Text by Jess McCulloch
Do you know when you hear a song that transports you to a nostalgic memory? Or when you catch a smell of delicious food that reminds you of someone you love? Touch is also a sense that can help you recall memories. A unique online workshop, Tangible Memories, hosted by the non-profit Unbore, will occur on Monday, 14 June.
Artists Margherita Soldati and Alice Héron have designed a series of exercises that will reconnect you with your body through your sense of touch. These tactile movements will boost the happiness hormone oxytocin and induce a feeling of being present, centred and connected with yourself. The concept is to take a sensorial journey across memories of past experiences, feelings and bodily sensations.
The role of memory has been well-explored within the bioart space, as seen in Margherita and Alice’s previous work, Skin Hunger. The skin has many different protective and metabolic functions that help keep your body stabilized but is also the organ that, through touch, makes you remember, and brings back memories, as much as creating new ones, says Margherita Soldati.
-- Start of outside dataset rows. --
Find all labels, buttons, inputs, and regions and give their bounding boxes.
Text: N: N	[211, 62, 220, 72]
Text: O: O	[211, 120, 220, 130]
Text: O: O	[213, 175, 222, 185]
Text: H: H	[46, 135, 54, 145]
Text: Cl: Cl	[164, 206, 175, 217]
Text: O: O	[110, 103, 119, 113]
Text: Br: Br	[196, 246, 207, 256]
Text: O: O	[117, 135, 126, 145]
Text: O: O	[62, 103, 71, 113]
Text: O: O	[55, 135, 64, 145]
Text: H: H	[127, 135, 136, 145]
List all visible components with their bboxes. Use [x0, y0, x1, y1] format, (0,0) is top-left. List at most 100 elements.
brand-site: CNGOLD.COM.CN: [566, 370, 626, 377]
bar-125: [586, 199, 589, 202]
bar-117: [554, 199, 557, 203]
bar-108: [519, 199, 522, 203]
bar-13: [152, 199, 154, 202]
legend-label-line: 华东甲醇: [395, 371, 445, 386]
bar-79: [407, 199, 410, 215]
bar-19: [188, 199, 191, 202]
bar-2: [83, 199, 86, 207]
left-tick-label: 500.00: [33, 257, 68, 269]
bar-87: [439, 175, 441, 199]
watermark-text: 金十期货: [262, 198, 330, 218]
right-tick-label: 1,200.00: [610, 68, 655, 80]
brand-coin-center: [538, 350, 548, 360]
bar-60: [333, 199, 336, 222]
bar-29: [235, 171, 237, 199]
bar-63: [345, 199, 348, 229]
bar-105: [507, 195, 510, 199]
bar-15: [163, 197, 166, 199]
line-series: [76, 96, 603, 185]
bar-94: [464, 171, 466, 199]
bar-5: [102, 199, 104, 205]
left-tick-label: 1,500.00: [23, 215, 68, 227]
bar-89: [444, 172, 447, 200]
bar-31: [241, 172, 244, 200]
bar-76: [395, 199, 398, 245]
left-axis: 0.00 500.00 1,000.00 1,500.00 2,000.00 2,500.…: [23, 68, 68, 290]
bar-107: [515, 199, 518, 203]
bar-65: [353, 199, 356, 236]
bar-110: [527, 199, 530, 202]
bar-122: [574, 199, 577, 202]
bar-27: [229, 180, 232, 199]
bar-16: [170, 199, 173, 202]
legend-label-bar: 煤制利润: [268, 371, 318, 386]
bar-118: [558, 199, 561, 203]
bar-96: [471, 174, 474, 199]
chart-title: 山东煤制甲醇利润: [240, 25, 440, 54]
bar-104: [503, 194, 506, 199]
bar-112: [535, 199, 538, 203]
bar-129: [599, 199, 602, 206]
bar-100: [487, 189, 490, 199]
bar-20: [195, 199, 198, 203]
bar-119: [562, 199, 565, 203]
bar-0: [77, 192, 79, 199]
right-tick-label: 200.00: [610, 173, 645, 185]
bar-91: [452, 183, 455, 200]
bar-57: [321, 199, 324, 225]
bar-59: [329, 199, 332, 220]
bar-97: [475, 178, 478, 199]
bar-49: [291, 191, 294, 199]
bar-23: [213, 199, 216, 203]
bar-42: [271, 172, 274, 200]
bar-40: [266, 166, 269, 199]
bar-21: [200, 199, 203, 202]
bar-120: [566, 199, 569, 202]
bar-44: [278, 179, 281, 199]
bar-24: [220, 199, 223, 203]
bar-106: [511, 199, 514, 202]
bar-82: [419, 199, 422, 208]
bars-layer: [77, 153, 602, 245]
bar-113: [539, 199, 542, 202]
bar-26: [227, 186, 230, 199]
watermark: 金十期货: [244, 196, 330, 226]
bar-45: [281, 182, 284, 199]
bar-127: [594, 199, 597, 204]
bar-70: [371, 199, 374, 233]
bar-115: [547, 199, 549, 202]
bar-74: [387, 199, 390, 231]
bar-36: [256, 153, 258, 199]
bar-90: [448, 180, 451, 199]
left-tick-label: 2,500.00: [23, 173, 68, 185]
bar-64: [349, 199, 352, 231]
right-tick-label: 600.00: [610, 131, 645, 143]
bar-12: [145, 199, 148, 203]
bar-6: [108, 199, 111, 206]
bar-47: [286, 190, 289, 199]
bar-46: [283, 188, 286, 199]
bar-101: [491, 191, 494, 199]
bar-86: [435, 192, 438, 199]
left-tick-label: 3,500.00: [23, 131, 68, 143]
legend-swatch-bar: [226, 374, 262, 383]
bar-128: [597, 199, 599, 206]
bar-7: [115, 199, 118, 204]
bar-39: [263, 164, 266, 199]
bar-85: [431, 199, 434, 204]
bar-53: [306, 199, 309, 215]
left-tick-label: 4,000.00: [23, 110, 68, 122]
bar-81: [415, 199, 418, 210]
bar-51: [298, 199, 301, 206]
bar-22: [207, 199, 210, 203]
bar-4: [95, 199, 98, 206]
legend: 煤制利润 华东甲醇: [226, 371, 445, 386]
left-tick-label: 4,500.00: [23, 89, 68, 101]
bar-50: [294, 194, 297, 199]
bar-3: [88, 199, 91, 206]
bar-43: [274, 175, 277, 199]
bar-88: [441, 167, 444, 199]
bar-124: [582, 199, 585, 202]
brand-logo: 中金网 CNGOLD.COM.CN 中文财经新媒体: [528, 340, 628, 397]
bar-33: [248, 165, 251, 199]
Together, they decided to design an experience to create a sensorial breakfast that could fulfil the lack of tactility caused by social distancing throughout the pandemic. By researching materials, gestures, movements, and ingredients and interviewing several professionals working in the perfume, body treatment and culinary fields, they designed a set of props and a menu to bring all these aspects together in a 45-minute tactile sensorial treatment.
Our senses can highly influence human behaviour. In a society that relies mainly on sight, the artists want to make it possible to ‘see’ with other senses by creating intimate, personal and interactive relations between their works and the visitors. Throughout the past year, it’s clear that humans crave social interaction and physical touch, like hugging a friend. This experience gives you a new way to think about touch.